I recently spoke to a friend of mine who works with high school students in Chicago. She told me she attended Lollapalooza, the rock festival held in California. She said that while she expected some shocking behavior, nothing prepared her for the demeanor of the young people in attendance. The crowd was marked by a sense of anarchy and apathy. In both those on the stage and in the crowd, my friend saw a mix of Nihilism and Hedonism. Entertainers from the stage yelled: “Who gives a F*** what the people in charge think? I say F*** them!” One musician even told the crowd to disregard the security staff on the grounds (placed there, by the way, to keep them safe). Another singer shouted for everyone to stick their middle finger in the air. From the lyrics, to the attitudes, to the substances they smoked and drank, it was a steady dose of “do your own thing” and “disregard anyone else.”

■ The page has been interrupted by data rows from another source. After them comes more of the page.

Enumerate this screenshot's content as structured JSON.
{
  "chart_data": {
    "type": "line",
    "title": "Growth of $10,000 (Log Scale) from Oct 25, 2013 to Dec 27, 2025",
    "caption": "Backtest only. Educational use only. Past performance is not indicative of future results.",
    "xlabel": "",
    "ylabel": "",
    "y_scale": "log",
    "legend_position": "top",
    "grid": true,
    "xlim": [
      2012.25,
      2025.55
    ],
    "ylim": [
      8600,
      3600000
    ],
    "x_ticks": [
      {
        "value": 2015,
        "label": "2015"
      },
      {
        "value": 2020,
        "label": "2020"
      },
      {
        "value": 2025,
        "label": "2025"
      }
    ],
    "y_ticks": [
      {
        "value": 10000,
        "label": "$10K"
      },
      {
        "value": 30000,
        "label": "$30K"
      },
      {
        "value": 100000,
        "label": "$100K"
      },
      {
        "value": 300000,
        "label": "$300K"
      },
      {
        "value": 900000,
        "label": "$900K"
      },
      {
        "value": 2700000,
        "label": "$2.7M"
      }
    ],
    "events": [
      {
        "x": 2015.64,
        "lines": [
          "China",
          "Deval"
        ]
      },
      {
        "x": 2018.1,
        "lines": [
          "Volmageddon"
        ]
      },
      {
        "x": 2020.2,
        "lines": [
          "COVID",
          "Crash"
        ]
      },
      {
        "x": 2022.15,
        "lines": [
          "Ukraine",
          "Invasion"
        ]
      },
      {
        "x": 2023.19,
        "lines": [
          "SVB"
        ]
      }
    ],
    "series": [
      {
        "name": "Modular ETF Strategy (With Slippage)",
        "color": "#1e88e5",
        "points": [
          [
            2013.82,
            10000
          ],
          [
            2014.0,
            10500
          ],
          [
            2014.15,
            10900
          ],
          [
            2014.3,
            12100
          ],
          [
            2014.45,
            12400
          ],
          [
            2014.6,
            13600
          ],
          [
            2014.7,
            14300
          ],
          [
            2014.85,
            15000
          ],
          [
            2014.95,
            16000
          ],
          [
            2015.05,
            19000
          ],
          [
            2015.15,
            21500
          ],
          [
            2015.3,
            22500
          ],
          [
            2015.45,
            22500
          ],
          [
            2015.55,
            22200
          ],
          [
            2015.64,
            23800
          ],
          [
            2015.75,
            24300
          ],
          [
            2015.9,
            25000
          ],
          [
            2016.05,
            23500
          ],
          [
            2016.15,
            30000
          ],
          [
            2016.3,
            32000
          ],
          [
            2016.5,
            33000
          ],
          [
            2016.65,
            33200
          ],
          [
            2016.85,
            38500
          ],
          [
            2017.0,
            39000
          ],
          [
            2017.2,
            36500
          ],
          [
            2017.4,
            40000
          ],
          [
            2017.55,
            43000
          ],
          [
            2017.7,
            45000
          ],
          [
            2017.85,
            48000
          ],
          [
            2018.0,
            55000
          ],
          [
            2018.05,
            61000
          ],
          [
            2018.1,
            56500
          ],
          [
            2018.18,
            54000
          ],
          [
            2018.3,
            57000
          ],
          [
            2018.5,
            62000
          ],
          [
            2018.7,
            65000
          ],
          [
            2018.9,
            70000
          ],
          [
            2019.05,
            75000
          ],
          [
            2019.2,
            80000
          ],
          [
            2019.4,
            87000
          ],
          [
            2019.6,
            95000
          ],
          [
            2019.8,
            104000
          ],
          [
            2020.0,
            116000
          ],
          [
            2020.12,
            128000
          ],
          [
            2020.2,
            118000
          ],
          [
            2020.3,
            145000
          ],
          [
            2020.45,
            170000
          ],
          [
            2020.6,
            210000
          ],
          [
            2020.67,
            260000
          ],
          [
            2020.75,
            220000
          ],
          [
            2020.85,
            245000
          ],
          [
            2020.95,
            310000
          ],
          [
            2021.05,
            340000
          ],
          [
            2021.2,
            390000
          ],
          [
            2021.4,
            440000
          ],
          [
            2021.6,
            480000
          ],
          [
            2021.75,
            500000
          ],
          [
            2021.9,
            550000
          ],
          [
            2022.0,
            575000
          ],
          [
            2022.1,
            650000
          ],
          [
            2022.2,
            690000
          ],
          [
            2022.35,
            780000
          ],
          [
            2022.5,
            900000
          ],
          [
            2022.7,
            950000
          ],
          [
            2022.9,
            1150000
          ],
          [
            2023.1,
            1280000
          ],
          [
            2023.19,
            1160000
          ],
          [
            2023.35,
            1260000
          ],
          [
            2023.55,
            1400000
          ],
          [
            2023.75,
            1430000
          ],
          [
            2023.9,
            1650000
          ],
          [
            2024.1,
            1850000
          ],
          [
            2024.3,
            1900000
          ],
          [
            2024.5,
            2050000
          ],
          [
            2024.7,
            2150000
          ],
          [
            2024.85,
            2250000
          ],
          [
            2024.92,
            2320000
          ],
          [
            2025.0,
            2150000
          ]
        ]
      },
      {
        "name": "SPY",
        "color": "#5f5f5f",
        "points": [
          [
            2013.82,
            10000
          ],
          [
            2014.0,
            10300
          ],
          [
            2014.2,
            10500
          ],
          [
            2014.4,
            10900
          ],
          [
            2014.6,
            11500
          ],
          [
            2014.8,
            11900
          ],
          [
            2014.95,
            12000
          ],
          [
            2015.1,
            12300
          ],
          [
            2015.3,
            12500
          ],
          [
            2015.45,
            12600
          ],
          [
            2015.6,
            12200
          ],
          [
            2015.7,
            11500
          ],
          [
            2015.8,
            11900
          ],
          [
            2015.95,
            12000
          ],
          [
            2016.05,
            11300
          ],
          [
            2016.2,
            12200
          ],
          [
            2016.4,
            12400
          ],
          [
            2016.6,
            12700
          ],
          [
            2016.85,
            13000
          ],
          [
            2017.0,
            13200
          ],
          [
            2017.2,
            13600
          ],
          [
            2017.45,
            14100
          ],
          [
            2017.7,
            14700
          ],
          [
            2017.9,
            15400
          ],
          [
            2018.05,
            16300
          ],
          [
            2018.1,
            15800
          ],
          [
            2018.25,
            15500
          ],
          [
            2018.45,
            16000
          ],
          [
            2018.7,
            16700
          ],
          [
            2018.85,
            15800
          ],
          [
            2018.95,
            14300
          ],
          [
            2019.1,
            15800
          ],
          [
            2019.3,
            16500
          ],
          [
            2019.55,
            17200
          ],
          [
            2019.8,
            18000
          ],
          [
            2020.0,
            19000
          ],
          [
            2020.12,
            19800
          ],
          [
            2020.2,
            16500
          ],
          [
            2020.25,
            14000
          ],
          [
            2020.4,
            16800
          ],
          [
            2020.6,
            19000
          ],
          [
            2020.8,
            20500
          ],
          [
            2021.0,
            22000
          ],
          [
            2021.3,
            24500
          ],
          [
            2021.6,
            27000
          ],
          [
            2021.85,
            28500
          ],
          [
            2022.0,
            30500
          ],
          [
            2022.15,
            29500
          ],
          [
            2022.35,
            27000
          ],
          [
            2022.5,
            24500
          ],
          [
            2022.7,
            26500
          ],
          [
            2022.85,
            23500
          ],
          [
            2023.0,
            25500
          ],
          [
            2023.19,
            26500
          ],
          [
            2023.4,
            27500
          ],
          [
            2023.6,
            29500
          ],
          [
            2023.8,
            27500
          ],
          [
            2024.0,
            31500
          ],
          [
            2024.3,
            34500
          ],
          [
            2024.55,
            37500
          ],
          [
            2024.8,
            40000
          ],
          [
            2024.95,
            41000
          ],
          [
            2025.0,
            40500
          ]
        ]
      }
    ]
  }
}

To be clear, I realize this does not represent every teen in America. But what a far cry from those earlier Millennials. (It sounds a bit like the 1960s again.)

Ten Observations About Teens Today

From my research, here are the new realities I see among the smaller and more cynical population of adolescents today:

  1. They have become more cautious and a bit more anxious about the state of the U.S.
  2. They want to be change agents, but realize the pace of change will be slower than desired.
  3. They are unhappy, even pessimistic, about the present direction of politics and the economy.
  4. They question their former obsession with good grades and college acceptance.
  5. They have begun to see they have little understanding of stewardship of time or money.
  6. They want to explore the future, but many are paralyzed when faced with so many options.
  7. They despise society’s moral decay, but most admit to cheating at school and on resumes.
  8. They are often at odds with their own beliefs and values, and feel they must grow up too fast.
  9. They’re dissatisfied with corporate American leadership, unlike 10-15 years ago.
  10. They feel less prepared for life after school and often return home after college graduation.

I share these observations, simply because we must prepare to lead a different population of teens (who may carry a more deviant worldview than those you’ve lead over the last fifteen years). Their greatest needs may just be:

  • Hope for the future
  • Innocence and wonder
  • Purpose for their career
  • A moral compass

May we rise to the occasion and lead them well.